Secrets and Silence: uncovering the Cleveland child sexual abuse cover-up

The child sexual abuse scandal in the English county of Cleveland in the 1980s was a defining moment in the history of child abuse and the duties of child protection professionals and the police. 

But it was not the scandal we were led to believe it was. Acclaimed journalist Beatrix Campbell has uncovered government documents that show that Parliament and the public were misled. 

The government ordered a public inquiry when police and politicians repudiated evidence of childhood rape that had been identified by pioneering paediatricians; the Cleveland Report rebuked the paediatricians and professionals whose statutory duty was to respond to the dramatic medical evidence.  

But before the Cleveland Report was presented to Parliament in 1988, government ministers and officials in the Treasury and the Department of Health were worried: the Report was not damning enough of the professionals. 

According to government documents released in the National Archive under the 30-year rule, Ministers were aware that independent experts confirmed that independent experts had confirmed that: 

‘the diagnoses of sexual abuse were correct in at least 80 per cent’ of the cases.  

But this was ‘dangerous territory for us to get into…‘ 

Why? Because the truth was ‘liable to be turned back on us later as bids for extra expenditure.’  

And so it came to be. Parliament and the public were encouraged to believe that the professionals were wrong, that children had been seized from ‘innocent families’. It was more important to save money than save children.

Secrets and Silence reveals how this cover-up has framed policy-making and public opinion, and the consequences for children, professionals, justice and the state, ever since.

Despite the deaths of ‘national treasures’ Sir Jimmy Savile and Sir Cyril Smith, leading to a torrent of evidence of childhood suffering, the 2024 Makin report on the Church of England’s cover-up of John Smyth’s sadistic sexual abuse – forcing the resignation of the Archbishop of Canterbury – and the discovery of widespread sexual exploitation and institutional abuse across the world (all in plain sight), the Cleveland children have remained in the shadows. Now, for the first time in Secrets and Silence, a Cleveland child delves into her records and shares her story.


The most senior family judge in the land, the President of the Family Division, vindicates Beatrix Campbell’s book exposing the ‘continuing false belief that the Cleveland children did not experience sexual abuse…’’ 

“…Matters came to a head in Middlesbrough in 1986/87 when 2 paediatricians came to diagnose child sexual abuse in no fewer than 125 cases over the course of just a few months. The report of the ensuing public inquiry, chaired by Dame Elizabeth Butler-Sloss, as she then was, provided a watershed moment and purported to give an authoritative view on many of the subject’s professional debate at that time.

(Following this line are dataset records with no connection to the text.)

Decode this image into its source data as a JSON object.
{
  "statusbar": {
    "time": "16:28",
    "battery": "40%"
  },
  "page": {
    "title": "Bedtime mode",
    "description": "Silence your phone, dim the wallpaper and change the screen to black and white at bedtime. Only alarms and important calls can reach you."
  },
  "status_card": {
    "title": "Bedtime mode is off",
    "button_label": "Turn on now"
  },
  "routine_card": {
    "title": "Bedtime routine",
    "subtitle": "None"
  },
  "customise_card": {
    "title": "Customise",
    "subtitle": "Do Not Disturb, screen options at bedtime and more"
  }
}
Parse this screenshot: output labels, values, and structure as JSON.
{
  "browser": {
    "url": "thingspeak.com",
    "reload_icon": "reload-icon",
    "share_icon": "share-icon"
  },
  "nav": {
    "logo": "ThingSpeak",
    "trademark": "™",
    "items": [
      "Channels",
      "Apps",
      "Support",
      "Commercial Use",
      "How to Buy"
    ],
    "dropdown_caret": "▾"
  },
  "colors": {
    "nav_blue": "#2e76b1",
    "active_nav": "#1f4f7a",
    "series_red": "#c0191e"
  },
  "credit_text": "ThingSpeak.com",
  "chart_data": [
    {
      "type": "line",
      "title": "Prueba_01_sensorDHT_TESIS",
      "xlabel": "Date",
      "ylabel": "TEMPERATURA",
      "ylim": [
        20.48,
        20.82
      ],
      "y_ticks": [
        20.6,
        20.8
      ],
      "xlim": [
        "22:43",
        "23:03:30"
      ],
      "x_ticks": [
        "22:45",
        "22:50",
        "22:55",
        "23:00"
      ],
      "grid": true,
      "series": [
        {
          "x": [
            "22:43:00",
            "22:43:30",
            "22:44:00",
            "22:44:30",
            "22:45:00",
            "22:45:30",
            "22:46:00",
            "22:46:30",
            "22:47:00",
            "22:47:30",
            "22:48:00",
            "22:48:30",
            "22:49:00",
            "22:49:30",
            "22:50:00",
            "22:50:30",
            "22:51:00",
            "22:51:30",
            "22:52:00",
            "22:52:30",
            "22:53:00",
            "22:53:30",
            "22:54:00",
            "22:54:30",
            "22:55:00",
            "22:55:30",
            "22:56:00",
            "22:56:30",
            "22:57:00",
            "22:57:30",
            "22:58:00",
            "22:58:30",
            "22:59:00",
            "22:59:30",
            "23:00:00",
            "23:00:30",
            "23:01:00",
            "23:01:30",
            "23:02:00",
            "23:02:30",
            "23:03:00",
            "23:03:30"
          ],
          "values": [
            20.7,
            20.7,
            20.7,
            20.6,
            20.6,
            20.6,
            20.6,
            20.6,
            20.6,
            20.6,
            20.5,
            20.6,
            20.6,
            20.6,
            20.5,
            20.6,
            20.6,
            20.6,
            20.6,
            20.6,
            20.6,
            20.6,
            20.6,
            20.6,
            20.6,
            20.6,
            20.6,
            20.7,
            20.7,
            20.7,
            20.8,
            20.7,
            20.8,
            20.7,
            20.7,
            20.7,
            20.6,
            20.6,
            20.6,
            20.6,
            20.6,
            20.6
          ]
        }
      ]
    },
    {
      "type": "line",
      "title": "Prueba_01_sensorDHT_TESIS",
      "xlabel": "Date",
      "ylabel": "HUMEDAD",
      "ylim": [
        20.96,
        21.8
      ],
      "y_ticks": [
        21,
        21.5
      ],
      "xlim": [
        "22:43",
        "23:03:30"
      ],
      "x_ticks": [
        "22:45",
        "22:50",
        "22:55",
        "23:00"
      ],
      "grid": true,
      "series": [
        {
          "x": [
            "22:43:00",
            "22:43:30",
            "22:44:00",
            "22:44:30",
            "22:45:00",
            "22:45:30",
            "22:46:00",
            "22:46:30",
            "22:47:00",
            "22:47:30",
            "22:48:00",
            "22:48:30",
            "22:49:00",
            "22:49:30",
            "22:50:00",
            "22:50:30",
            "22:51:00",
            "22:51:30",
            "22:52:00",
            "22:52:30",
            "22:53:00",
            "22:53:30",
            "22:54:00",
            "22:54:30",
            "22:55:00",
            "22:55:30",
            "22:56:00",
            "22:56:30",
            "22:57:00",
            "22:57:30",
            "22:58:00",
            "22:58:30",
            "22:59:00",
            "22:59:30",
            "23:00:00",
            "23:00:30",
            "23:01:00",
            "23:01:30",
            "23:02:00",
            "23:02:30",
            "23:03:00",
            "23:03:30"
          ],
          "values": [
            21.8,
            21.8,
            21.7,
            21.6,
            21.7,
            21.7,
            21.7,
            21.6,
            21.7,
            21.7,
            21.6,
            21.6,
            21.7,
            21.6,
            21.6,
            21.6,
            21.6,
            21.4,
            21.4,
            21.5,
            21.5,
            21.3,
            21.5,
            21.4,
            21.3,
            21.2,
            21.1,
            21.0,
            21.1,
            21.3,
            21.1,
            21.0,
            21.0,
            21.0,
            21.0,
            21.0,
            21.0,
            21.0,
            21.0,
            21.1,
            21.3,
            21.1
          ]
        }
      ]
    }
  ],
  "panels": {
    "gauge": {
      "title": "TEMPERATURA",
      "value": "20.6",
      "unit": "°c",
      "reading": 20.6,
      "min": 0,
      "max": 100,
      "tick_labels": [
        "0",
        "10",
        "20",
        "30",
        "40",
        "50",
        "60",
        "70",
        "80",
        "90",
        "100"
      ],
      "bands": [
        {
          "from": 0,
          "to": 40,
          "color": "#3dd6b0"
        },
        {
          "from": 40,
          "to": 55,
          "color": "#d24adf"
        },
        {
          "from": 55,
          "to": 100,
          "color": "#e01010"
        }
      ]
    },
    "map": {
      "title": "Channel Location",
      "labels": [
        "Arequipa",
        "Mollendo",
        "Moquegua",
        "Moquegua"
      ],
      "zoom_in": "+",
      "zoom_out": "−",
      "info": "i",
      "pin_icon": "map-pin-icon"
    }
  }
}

Pausing there, I suspect that those in the audience, like me, had understood that what had happened in Cleveland arose from misdiagnosis by the two paediatricians. In that regard a recent book by journalist Beatrix Campbell, ‘Secrets and Silence’ may be of interest. All these years later, with the ability to inspect previously confidential documents in the National Archive, the book explains that most of the children were probably the victims of sexual abuse, and therefore the diagnosis by medical professionals was likely to be correct. The book reveals a lack of transparency which has had lasting impacts. As a result, there has been a continuing false belief that the Cleveland children did not experience sexual abuse and that the crisis was the result of over-zealous and incompetent practice.”